The circuit features an additional negative-output stage with twice the voltage of the first output by using a second inductor, a catch diode, and an output capacitor. The circuit includes a coupling capacitor, CCOUP, for energy transfer to the second winding and offers regulation of the secondary output without feedback. The use of two inductors, as opposed to one transformer, can provide a flexible circuit layout. This circuit measures less than 3 mm high and delivers high load current (Figure 2). You can replace the two inductors with a single 1-to-1 transformer, but even at the high 1.25-MHz switching frequencies, it may be difficult to find a less-than-5-mm-high transformer that can do the job. The LT1765 buck regulator provides high current capabilities even with small inductors and all-ceramic coupling, input, and output capacitors, thanks to both its 1.25-MHz switching frequency and its 3A onboard power switch.

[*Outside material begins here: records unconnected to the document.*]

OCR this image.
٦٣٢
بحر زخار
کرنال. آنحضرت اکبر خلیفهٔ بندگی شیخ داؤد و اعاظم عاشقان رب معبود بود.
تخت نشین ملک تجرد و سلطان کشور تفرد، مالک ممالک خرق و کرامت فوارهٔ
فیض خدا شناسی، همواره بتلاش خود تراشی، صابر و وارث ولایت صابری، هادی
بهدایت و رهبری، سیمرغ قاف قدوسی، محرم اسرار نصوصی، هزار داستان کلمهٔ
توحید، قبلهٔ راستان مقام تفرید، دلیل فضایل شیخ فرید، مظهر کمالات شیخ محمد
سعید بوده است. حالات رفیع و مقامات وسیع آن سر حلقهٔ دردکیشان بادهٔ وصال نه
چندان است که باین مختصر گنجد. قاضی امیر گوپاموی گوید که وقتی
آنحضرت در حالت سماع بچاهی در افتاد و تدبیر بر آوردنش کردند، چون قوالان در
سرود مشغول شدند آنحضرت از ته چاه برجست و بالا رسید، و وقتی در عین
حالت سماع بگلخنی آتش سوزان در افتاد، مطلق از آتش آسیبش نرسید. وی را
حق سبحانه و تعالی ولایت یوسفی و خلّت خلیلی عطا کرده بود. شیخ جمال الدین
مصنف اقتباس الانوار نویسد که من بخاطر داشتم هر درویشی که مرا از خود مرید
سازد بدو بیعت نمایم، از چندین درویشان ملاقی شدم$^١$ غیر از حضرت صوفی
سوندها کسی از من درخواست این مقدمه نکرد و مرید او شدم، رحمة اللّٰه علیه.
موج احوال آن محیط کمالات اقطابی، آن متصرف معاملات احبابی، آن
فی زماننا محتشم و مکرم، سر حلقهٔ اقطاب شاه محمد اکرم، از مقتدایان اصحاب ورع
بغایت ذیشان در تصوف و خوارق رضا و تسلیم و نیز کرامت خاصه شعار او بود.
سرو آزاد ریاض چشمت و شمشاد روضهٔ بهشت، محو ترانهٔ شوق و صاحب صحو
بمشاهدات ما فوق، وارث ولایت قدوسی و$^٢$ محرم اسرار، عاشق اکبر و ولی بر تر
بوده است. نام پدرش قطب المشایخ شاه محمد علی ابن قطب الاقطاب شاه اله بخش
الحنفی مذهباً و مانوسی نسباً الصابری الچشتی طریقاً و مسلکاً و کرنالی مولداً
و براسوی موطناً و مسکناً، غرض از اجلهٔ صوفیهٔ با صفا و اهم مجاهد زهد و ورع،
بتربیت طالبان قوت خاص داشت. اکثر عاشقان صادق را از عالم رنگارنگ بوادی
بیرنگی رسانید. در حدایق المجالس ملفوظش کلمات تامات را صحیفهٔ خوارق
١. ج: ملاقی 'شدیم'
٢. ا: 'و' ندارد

Figure 2 shows the output capability for the circuit in Figure 1. The load current on one output determines the maximum available load current on the other. At maximum output current, the peak switch current (the sum of the peak inductor currents) is equal to 3A. Forcing the output current higher than the maximum value can cause the output voltage on both lines to collapse and lose regulation. The single feedback signal directly monitors VOUT, but the low-impedance ceramic coupling capacitor with an extremely high rms current rating keeps VOUT2 well-regulated. As load conditions change on both VOUT and VOUT2, VOUT2's regulation becomes slightly compromised over different load conditions. VOUT2 can become unregulated if the load current on VOUT2 becomes extremely small. A preload of 5 mA on VOUT2 is necessary to maintain regulation if the load current falls below 5 mA. Zero load current on VOUT does not cause the converter to lose regulation. Cross-regulation typically stays within 1% of the typical output voltage, an excellent rating for a single-feedback, dual-output converter. Figure 3 shows typical efficiency curves for various values of the load current on VOUT2.